I don't know why we always tend to be hardest on ourselves, but I know I am. Perhaps it's because I can see all my own small li'l faults and failures and weaknesses. Perhaps it's because I know the private, messy me as well as the outward, polished and glossy me. Perhaps it's because I know that sometimes when I try, I'm not really trying 100%, and sometimes I say I'm trying, but I'm really not. Whatever it is, I think I judge myself a lot, and I don't think I'm alone in this.
So for the longest time I've thought I'm a bit of a slacker. I get my work done but I also seem to goof off a lot, at least to me. I scramble to meet deadlines at the last-minute and often end up a day late. I ignore my paperwork, and things get piled up until the situation is so dire that I have no choice but to do my filing, because the pile is getting so high that it's becoming the Leaning Tower of Pisa and everything's going to collapse all over the floor at any moment. It just feels like so many things which should get done aren't getting done in a timely manner.

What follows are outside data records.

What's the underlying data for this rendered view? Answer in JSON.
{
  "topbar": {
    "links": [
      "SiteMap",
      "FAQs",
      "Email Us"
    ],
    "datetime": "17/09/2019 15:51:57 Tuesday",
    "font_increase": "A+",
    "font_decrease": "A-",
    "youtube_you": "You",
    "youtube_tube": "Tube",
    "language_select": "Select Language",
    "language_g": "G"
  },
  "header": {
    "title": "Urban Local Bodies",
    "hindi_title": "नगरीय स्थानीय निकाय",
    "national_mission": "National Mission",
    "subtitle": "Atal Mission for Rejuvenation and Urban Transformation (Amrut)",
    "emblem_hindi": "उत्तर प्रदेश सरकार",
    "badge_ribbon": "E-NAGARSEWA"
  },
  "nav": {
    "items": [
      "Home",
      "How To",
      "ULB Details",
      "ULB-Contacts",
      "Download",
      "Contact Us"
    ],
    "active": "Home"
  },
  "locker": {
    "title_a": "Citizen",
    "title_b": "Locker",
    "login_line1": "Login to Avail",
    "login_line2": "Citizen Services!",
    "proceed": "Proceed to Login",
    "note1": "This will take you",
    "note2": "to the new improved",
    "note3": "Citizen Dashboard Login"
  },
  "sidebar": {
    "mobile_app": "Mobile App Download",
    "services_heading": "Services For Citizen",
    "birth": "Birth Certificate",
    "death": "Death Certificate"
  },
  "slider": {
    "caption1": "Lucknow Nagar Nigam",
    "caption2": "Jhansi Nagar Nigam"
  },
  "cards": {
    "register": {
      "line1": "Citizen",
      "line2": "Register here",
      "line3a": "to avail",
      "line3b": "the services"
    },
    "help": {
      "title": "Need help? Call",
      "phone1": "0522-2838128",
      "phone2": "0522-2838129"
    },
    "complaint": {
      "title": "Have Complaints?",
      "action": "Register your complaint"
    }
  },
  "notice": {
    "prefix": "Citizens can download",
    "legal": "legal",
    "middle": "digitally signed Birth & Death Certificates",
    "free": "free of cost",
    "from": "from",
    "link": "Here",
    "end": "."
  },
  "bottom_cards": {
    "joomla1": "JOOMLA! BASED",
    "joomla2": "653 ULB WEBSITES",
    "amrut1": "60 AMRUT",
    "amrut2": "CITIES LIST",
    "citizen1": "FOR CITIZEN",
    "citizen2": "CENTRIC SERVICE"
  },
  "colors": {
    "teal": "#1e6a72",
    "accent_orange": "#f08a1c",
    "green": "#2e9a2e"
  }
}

But this semester I started teaching a new subject (after four years of teaching the previous one) and suddenly I am realising that I'm not a slacker. I've had this erroneous view of myself all along. I work very hard and I do a lot of things, just that I do them in pockets or bursts -- and then I have moments where I do stop to play a game on my iPod Touch or look at Facebook.
I didn't realise how much stuff I do until I started showing my colleague, the one who heads this subject, what I had prepared for the course. She was amazed. I guess she hadn't expected me to develop a lot of stuff on my own, because I'm new to the subject, and also because she had passed me a bunch of materials -- handouts, worksheets, notes, and so on -- which she and the other teachers have been using. But I found much of it very general; I like to develop stuff which exploits the material in the textbook and takes it one step further, so that my students can see the application of whatever principles or skills we're teaching. It also helps my lesson to flow more smoothly.
Previously, I was the head of the subject I was teaching, so I never had to show my work to anyone. I would distribute whatever materials I'd developed to my fellow teachers of the same subject, and of course roll it out to students, but everyone seemed to take for granted that such things would be done and such materials should exist. But now, showing stuff to my colleague, and hearing her amazement, I realise that I actually do a lot of work!